The previous European Commission, under its President Ursula von der Leyen, spent five years building a ground-breaking set of sustainability regulations for the corporate sector: a complex classification system, or taxonomy, of "green" activities; the world's most comprehensive sustainability disclosure rules, based on detailed reporting standards; and a truly novel sector-agnostic regime to hold companies to account for their environmental and human rights impacts, including in their value chain. The EU's member states and (especially) the European Parliament encouraged and supported those initiatives, as did many large businesses.
Now the new European Commission, still led by the re-elected von der Leyen, and with strong support from the Parliament and member states, has announced that it will dramatically simplify these rules – but has not yet decided how or when.

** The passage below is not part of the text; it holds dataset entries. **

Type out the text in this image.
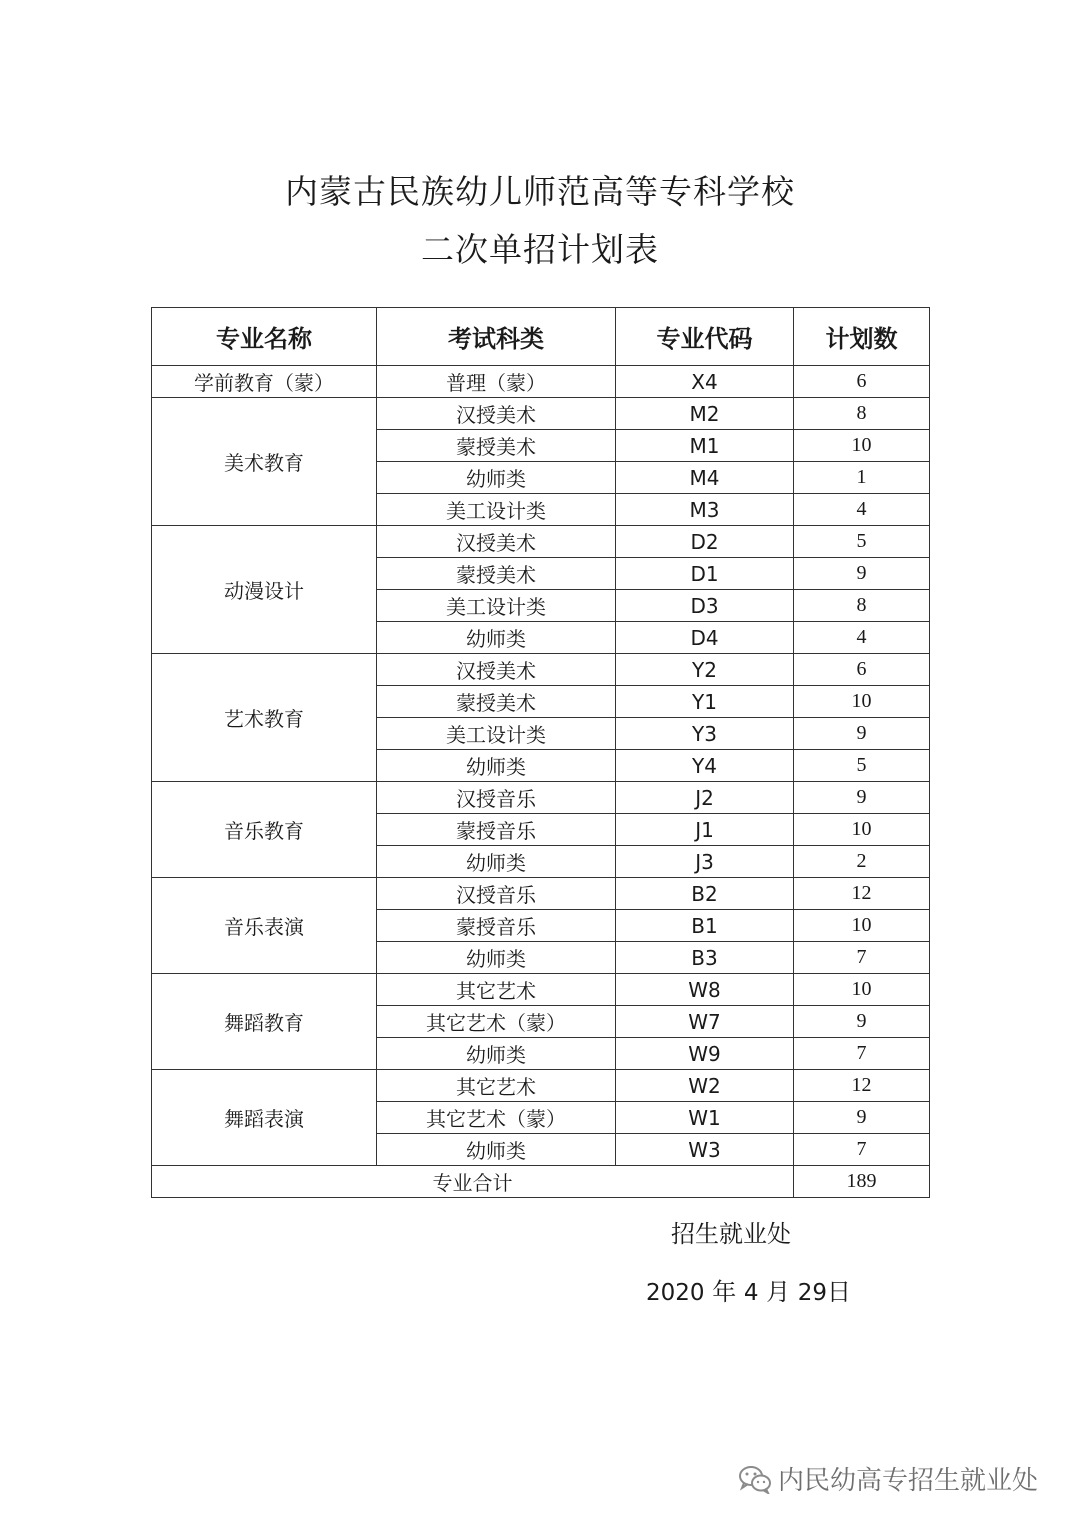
内蒙古民族幼儿师范高等专科学校
二次单招计划表
专业名称	考试科类	专业代码	计划数
学前教育（蒙）	普理（蒙）	X4	6
美术教育	汉授美术	M2	8
	蒙授美术	M1	10
	幼师类	M4	1
	美工设计类	M3	4
动漫设计	汉授美术	D2	5
	蒙授美术	D1	9
	美工设计类	D3	8
	幼师类	D4	4
艺术教育	汉授美术	Y2	6
	蒙授美术	Y1	10
	美工设计类	Y3	9
	幼师类	Y4	5
音乐教育	汉授音乐	J2	9
	蒙授音乐	J1	10
	幼师类	J3	2
音乐表演	汉授音乐	B2	12
	蒙授音乐	B1	10
	幼师类	B3	7
舞蹈教育	其它艺术	W8	10
	其它艺术（蒙）	W7	9
	幼师类	W9	7
舞蹈表演	其它艺术	W2	12
	其它艺术（蒙）	W1	9
	幼师类	W3	7
专业合计			189
招生就业处
2020 年 4 月 29日
内民幼高专招生就业处
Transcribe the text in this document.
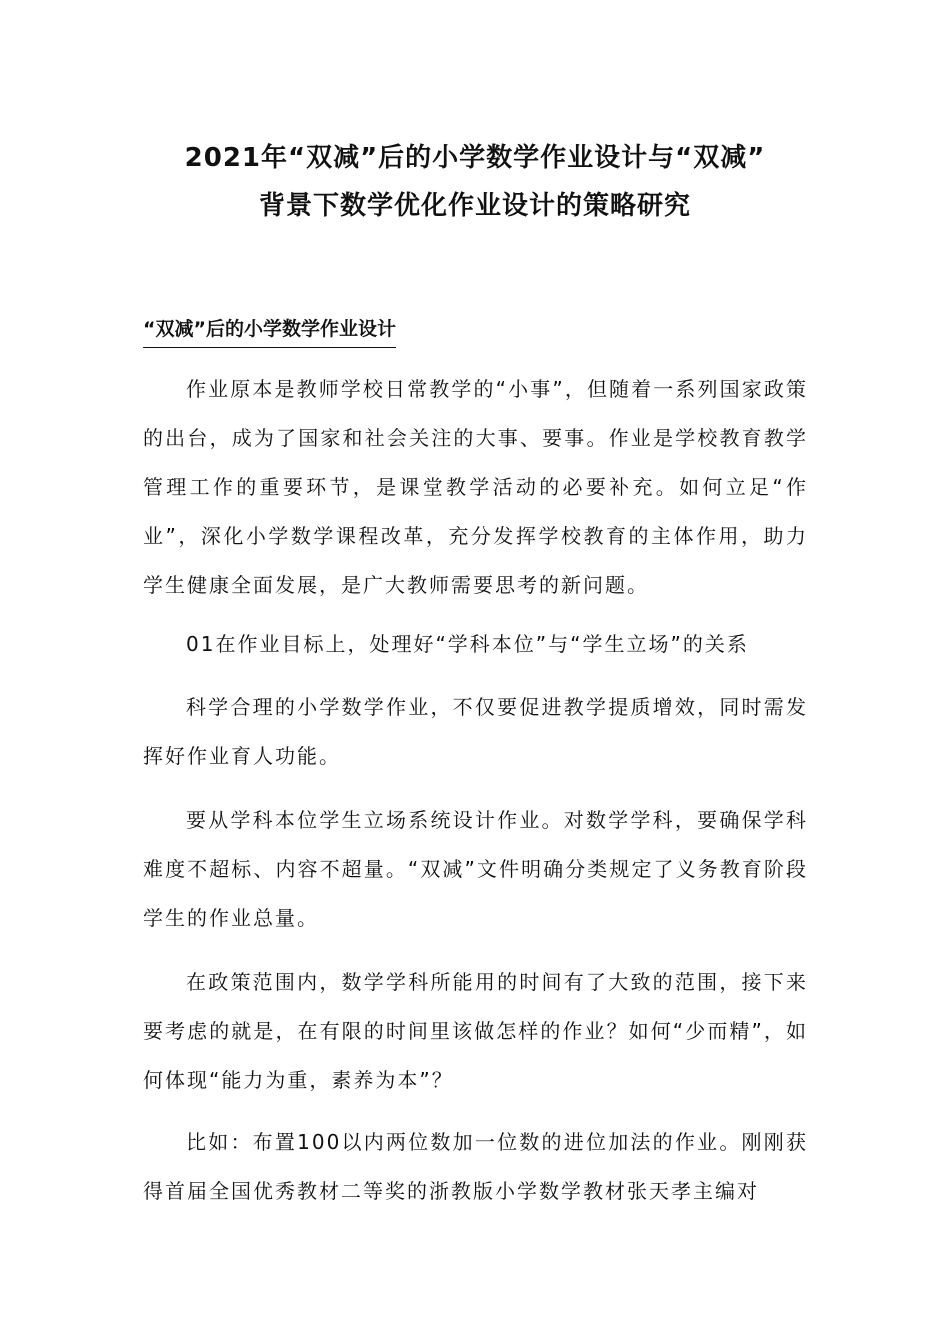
2021年“双减”后的小学数学作业设计与“双减”
背景下数学优化作业设计的策略研究
“双减”后的小学数学作业设计

作业原本是教师学校日常教学的“小事”，但随着一系列国家政策的出台，成为了国家和社会关注的大事、要事。作业是学校教育教学管理工作的重要环节，是课堂教学活动的必要补充。如何立足“作业”，深化小学数学课程改革，充分发挥学校教育的主体作用，助力学生健康全面发展，是广大教师需要思考的新问题。

01在作业目标上，处理好“学科本位”与“学生立场”的关系

科学合理的小学数学作业，不仅要促进教学提质增效，同时需发挥好作业育人功能。

要从学科本位学生立场系统设计作业。对数学学科，要确保学科难度不超标、内容不超量。“双减”文件明确分类规定了义务教育阶段学生的作业总量。

在政策范围内，数学学科所能用的时间有了大致的范围，接下来要考虑的就是，在有限的时间里该做怎样的作业？如何“少而精”，如何体现“能力为重，素养为本”？

比如：布置100以内两位数加一位数的进位加法的作业。刚刚获得首届全国优秀教材二等奖的浙教版小学数学教材张天孝主编对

That leaves businesses in an unfortunate position. Many have been diligently preparing for the new regimes. Now they are trying to work out which of those preparations are still needed.
What do they have to go on? There are the almost daily leaked reports of closed-door meetings and Commission working papers, and various cryptic (and sometimes contradictory) statements by EU policymakers. But it is all speculation. At this stage, no one knows where this "simplification revolution" will lead, or how long it will take – not even the Commission itself.
Clearly, this is not a good way to regulate.
The market is now waiting for 26 February, when a document with more detail of the proposed changes is expected (although most of its contents will probably leak in advance, and there are now reports that it will be pushed to March). That document will tell us more about the Commission's plans, which are still being developed, but businesses should not expect that document to provide certainty. The Commission has launched a political process – and, once launched, its course is unpredictable.
So, do we have any information that can guide asset managers and their portfolio companies in the meantime?
First, there does seem to be an emerging consensus that the Corporate Sustainability Reporting Directive (CSRD) should include a new "mid-cap" category (currently expressed as being for "small" mid-caps). Companies that are larger than small and medium-sized enterprises (SMEs) but not listed or very large (whatever that means) would have a less demanding set of reporting obligations – or, according to some reports, none at all.
If it wanted a quick win, the Commission could apply its pared back standards for listed small and medium-sized enterprises (SMEs) to that new mid-cap category. That would reduce the number of data points for those companies, potentially without much delay to the effective date of the reporting obligation for those companies.